Rabu, 19 Januari 2011

SIM = SURAT IZIN MEMBUNUH?


Tiba-tiba sebuah motor yang dikendarai seorang laki-laki usia 30 tahunan yang memboncengkan bocah kecil “nyosor” dengan santainya memotong jalan motorku yang membawa tanggungan dua nyawa lainnya, anakku dan istriku. Seketika klakson aku bunyikan dengan keras, disertai dengan kata bernada “margasatwa”. Ternyata orang ini belum puas bikin kesal aku hari itu, balik berkata “Apa Loe?” Terlanjur basah, aku bilang : Otak Loe di pake, Loe hati-hati bawa anak kecil, dasar @#..!, %$&^$" dst.
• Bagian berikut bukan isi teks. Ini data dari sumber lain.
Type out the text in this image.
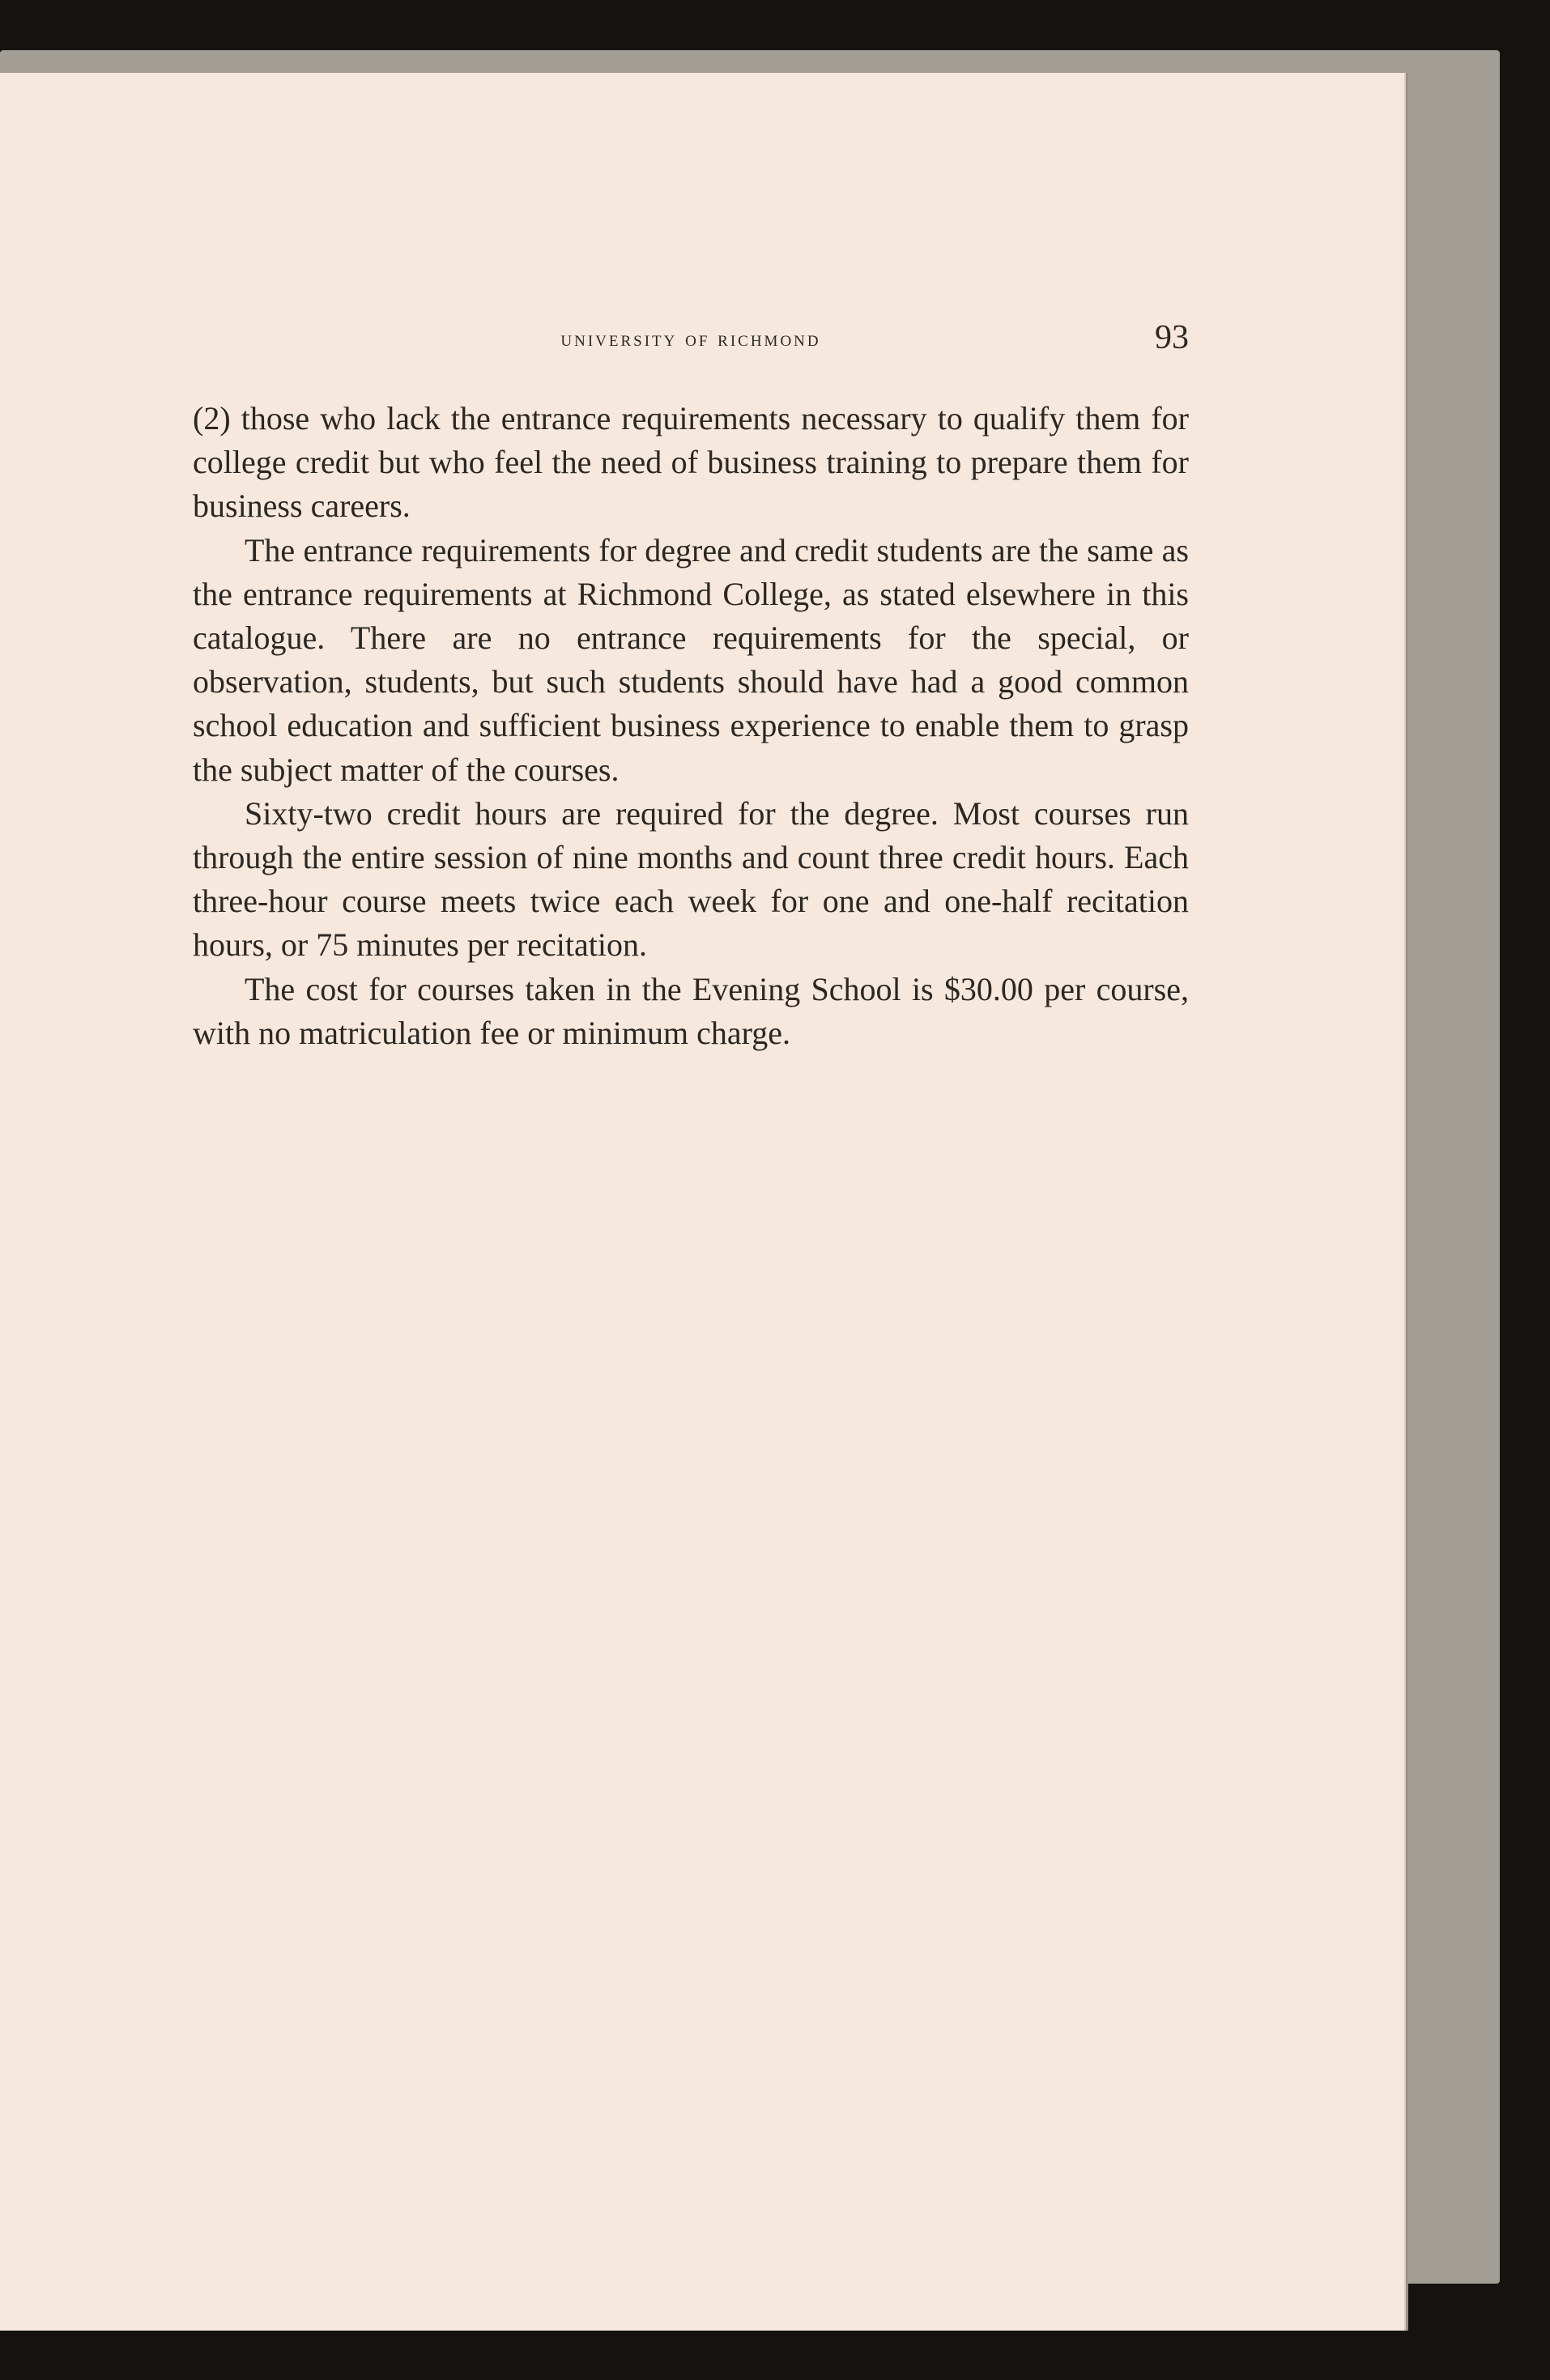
university of richmond	93

(2) those who lack the entrance requirements necessary to qualify them for college credit but who feel the need of business training to prepare them for business careers.

The entrance requirements for degree and credit students are the same as the entrance requirements at Richmond College, as stated elsewhere in this catalogue. There are no entrance requirements for the special, or observation, students, but such students should have had a good common school education and sufficient business experience to enable them to grasp the subject matter of the courses.

Sixty-two credit hours are required for the degree. Most courses run through the entire session of nine months and count three credit hours. Each three-hour course meets twice each week for one and one-half recitation hours, or 75 minutes per recitation.

The cost for courses taken in the Evening School is $30.00 per course, with no matriculation fee or minimum charge.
Dua pihak sama-sama panas, untung istriku mendinginkan dan menyuruh orang itu untuk jalan terus saja. 

Kejadian seminggu yang lalu sebenarnya bukan sekali ini saja terjadi, sering aku harus mengajak ribut seseorang yang ugal-ugalan di jalan, istriku sudah hapal tentang itu hehehe...
Bagiku itu adalah memberi shock therapy orang-orang semacam itu, tentunya jika orang itu mau berfikir sedikit saja, “kenapa aku dimarahin, apa yang salah dengan cara berlalu lintasku?”.
Pertanyaan “bagaimana bisa orang ini lulus ujian SIM?” selalu jadi bagian dialogku dengan istri setiap kejadian itu terjadi. Orang-orang ini sudah seperti para pembunuh berdarah dingin, ada ruang sedikit langsung disikatnya, dimarahin malah balik marah, gak memikirkan orang lain, egois, bahkan terhadap anak atau istri yang diboncengkannya. Orang-orang semacam ini menurutku tidak layak dan tidak berhak ada di jalan raya sebagai seorang pengemudi. Jengkel tentunya jika kita sudah sangat berhati-hati, kita harus celaka oleh orang-orang yang sembrono, bermental tidak peduli dengan orang lain bahkan diri dan keluarganya sendiri.